International investment company LGC Capital, with its joint venture global logistics solutions company AfriAg, signed an agreement to acquire a 60% interest in South African cannabis product manufacturing company House of Hemp.
With the agreement signed in July, LGC CEO John McMullen says this is an important deal that launches LGC straight into the global medical cannabis sector.
House of Hemp’s 40 000 m2 glasshouse complex at Durban Airport, in KwaZulu-Natal, is the only certified cannabis growing and processing facility in South Africa.
“This is an opportunity to move towards production quickly, owing to the facility already being in operation.”
This operation is ideal for large-scale cultivation and processing of cannabis with its humidity and temperature controlled environments.
McMullen says this opportunity can provide a global competitive edge for the companies involved, since the operation requires minimal capital cost going forward and has plenty of scope to cheaply increase the growing footprint within the Dube TradePort AfriZone, where House of Hemp is located.
“From an operating cost perspective, South Africa has a highly skilled labour force and the unit costs of electricity, labour and fertiliser are globally competitive.
House of Hemp has an established history of high-quality research and development initiatives in the hemp and cannabis field.
McMullen notes they plan to leverage this knowledge and use their skills to grow medical cannabis in other African regions and beyond, eventually.
The House of Hemp has a long-term lease on the only certified indoor growing facility in South Africa for cultivation of Cannabis Sativa for research purposes, which includes growing, extraction and packaging.
Its Greenhouse Block D site is a fully equipped, temperature regulated and humidity controlled greenhouse under glass with associated support infrastructure, which comprises refrigerated pack houses, laboratories and offices.
The departments of Agriculture and Health awarded House of Hemp its exclusive permit in 2010 to legally cultivate and process hemp and cannabis products and its licence includes importing cannabis seeds and products.
Since its establishment, House of Hemp has been targeting research on all cannabis-related markets such as textiles, fibres, oil, nutrition and medicine.
LGC and AfriAg, upon signing the acquisition agreement with House of Hemp, committed to an initial payment of C$19 595 in July. Additionally, the two companies also paid C$37 000 to cover August’s overheads, salaries and growing facility lease payments.
LGC and AfriAg will continue to pay C$37 000 monthly for six months to keep House of Hemp fully funded while completing the transfer of interest documentation and to allow sufficient completion time for investigative studies on starting scalable production.
As part of the acquisition, the two companies have also committed to secure the necessary C$4.9-million estimated to start large-scale trial production within the Dube TradePort Block D greenhouses as soon as development plans are finalised.

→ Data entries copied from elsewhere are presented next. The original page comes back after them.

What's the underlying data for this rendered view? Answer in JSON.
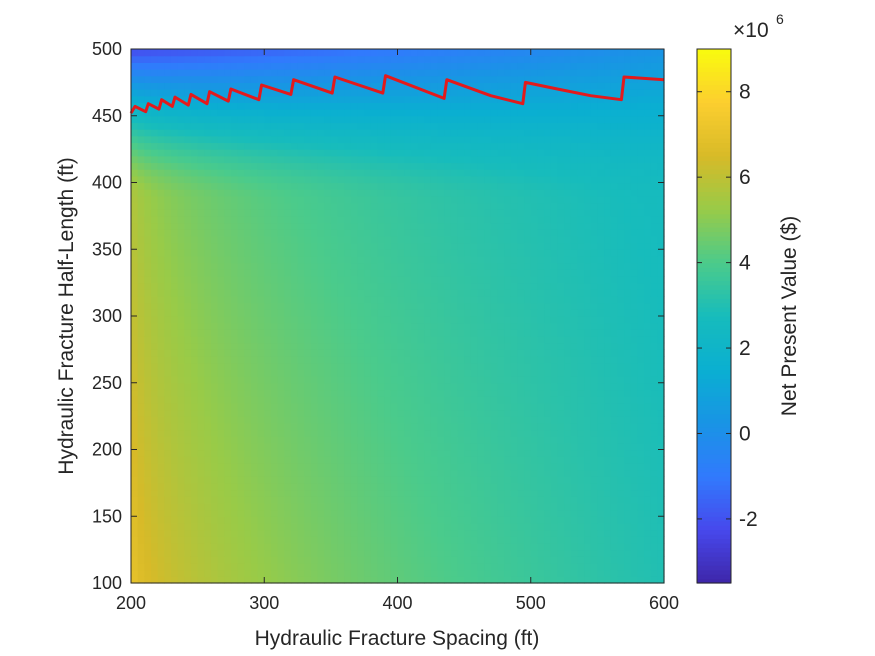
{
  "chart_data": {
    "type": "heatmap",
    "xlabel": "Hydraulic Fracture Spacing (ft)",
    "ylabel": "Hydraulic Fracture Half-Length (ft)",
    "xlim": [
      200,
      600
    ],
    "ylim": [
      100,
      500
    ],
    "xticks": [
      200,
      300,
      400,
      500,
      600
    ],
    "yticks": [
      100,
      150,
      200,
      250,
      300,
      350,
      400,
      450,
      500
    ],
    "colorbar": {
      "label": "Net Present Value ($)",
      "exponent_label": "×10",
      "exponent": "6",
      "range": [
        -3.5,
        9.0
      ],
      "ticks": [
        -2,
        0,
        2,
        4,
        6,
        8
      ],
      "colormap": "parula"
    },
    "surface_description_values": {
      "npv_at_spacing_200_halflength_100": 7.2,
      "npv_at_spacing_600_halflength_100": 3.0,
      "npv_at_spacing_400_halflength_350": 2.3,
      "npv_at_spacing_200_halflength_500": -2.2,
      "npv_at_spacing_600_halflength_500": 0.2
    },
    "series": [
      {
        "type": "line",
        "color": "#e31a1c",
        "points": [
          [
            200,
            452
          ],
          [
            203,
            457
          ],
          [
            211,
            453
          ],
          [
            213,
            459
          ],
          [
            221,
            455
          ],
          [
            223,
            462
          ],
          [
            231,
            457
          ],
          [
            233,
            464
          ],
          [
            243,
            458
          ],
          [
            245,
            466
          ],
          [
            257,
            459
          ],
          [
            259,
            468
          ],
          [
            273,
            461
          ],
          [
            275,
            470
          ],
          [
            296,
            462
          ],
          [
            298,
            473
          ],
          [
            320,
            466
          ],
          [
            322,
            477
          ],
          [
            351,
            467
          ],
          [
            353,
            479
          ],
          [
            389,
            467
          ],
          [
            391,
            480
          ],
          [
            435,
            463
          ],
          [
            437,
            477
          ],
          [
            470,
            465
          ],
          [
            494,
            459
          ],
          [
            496,
            475
          ],
          [
            520,
            470
          ],
          [
            545,
            465
          ],
          [
            568,
            462
          ],
          [
            570,
            479
          ],
          [
            600,
            477
          ]
        ]
      }
    ]
  }
}
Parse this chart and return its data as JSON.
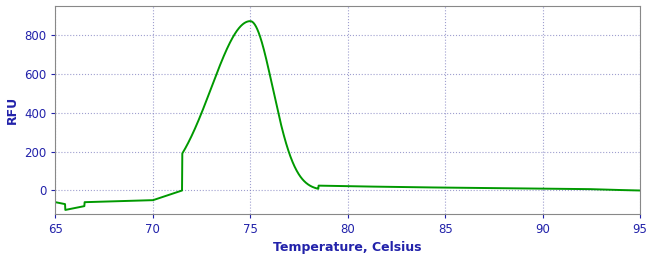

In June, LGC announced its strategic partnership with AfriAg and jointly aims to develop a fully regulated cannabis growing and processing industry in the Southern Africa region for export to certified and regulated end- users globally.
AfriAg will assist LGC with securing significant agricultural land packages and processing facilities in the region to grow cannabis crops and produce, including seeds, cannabis extracted oils, dried marijuana leafs, cigarettes and vapours.
LGC considered AfriAg a logical choice, owing to its extensive experience with managing agriculture operations such as greenhouse cultivation. AfriAg also owns and manages certified facilities and is one of the largest Southern African distributors of perishable food products by airfreight globally.
Grounds for Development
Dube TradePort’s AgriZone is Africa’s first integrated perishables supply chain and the most technologically advanced future-farming platform on the continent, states McMullen.
“This agricultural development is host to the largest climate-controlled glass covered growing area in Africa.”
It aims to stimulate the growth of KwaZulu-Natal’s perishables sector and affords the opportunity to achieve improved agricultural yields, consistent quality, year-round production and effective management of pests.
The facility’s primary focus is on the production of short shelf-life vegetables and other horticultural products, which require immediate post-harvesting airlifting and supply to both domestic and export markets.
Phase 1 of its current development comprises 16 ha of greenhouses, dedicated post-harvest pack houses, a central packing and distribution centre, a nursery and a sophisticated plant tissue culture laboratory.